The Pulitzer Prize, widely recognized as the most prestigious award in the fields of journalism, literature, and music in the United States, ranks just below the Nobel Prize on the international stage. This monumental achievement for Feeding Ghosts should be a major highlight in the world of comics, yet it has garnered surprisingly little attention. In the two weeks following the announcement, only a few mainstream and trade publications, such as the Seattle Times and Publishers Weekly, along with one major comic book news outlet, Comics Beat, have covered this groundbreaking win.
The Pulitzer Prize Board praised Feeding Ghosts as "An affecting work of literary art and discovery whose illustrations bring to life three generations of Chinese women – the author, her mother and grandmother, and the experience of trauma handed down with family histories." Hulls spent nearly a decade crafting this narrative, which explores the impact of Chinese history across three generations. Her grandmother, Sun Yi, was a Shanghai journalist caught in the upheaval of the 1949 Communist victory. After escaping to Hong Kong, she authored a bestselling memoir detailing her persecution and survival, but later succumbed to a mental breakdown from which she never recovered.
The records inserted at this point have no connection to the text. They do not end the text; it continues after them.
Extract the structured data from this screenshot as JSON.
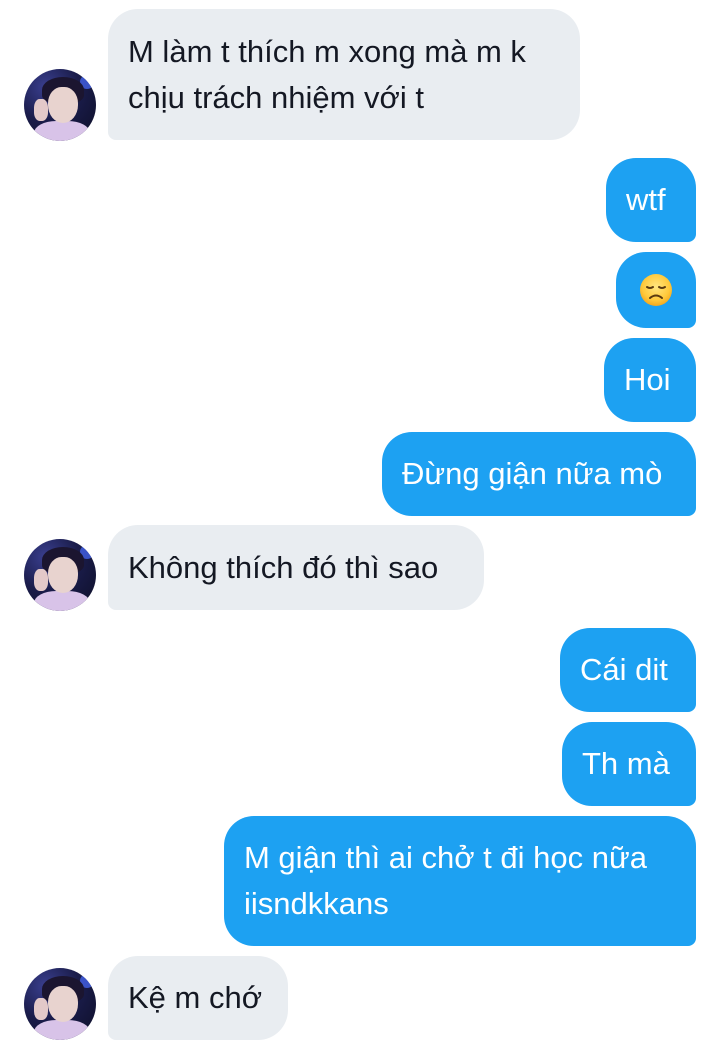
{
  "conversation": {
    "messages": [
      {
        "direction": "received",
        "text": "M làm t thích m xong mà m k\nchịu trách nhiệm với t"
      },
      {
        "direction": "sent",
        "text": "wtf"
      },
      {
        "direction": "sent",
        "text": "",
        "emoji": "disappointed-face"
      },
      {
        "direction": "sent",
        "text": "Hoi"
      },
      {
        "direction": "sent",
        "text": "Đừng giận nữa mò"
      },
      {
        "direction": "received",
        "text": "Không thích đó thì sao"
      },
      {
        "direction": "sent",
        "text": "Cái dit"
      },
      {
        "direction": "sent",
        "text": "Th mà"
      },
      {
        "direction": "sent",
        "text": "M giận thì ai chở t đi học nữa\niisndkkans"
      },
      {
        "direction": "received",
        "text": "Kệ m chớ"
      }
    ]
  },
  "colors": {
    "sent_bubble": "#1da1f2",
    "received_bubble": "#e9edf1",
    "received_text": "#141823",
    "sent_text": "#ffffff"
  }
}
Hulls herself grew up witnessing the struggles of her mother and grandmother with unexamined trauma and mental illness. Her response was to travel to the most remote corners of the world, only to return and confront her own fears and traumas. In an interview last month, Hulls explained, “I didn’t feel like I had a choice. My family ghosts literally told me I had to do this. My book is called Feeding Ghosts, because that was the beginning of this nine-year process of really stepping into something that was my family duty.”
Despite the acclaim, Hulls has expressed that Feeding Ghosts might be her first and last graphic novel. In another interview, she noted, “I learned that being a graphic novelist is really too isolating for me. My creative practice relies on being out in the world and responding to what I find there.” On her website, she announces her intention to transition into becoming an embedded comics journalist, collaborating with field scientists, indigenous groups, and nonprofits in remote environments.
Regardless of her future endeavors, Feeding Ghosts stands as a testament to the power and depth of graphic novels as an art form, deserving recognition and celebration beyond the confines of the comics world.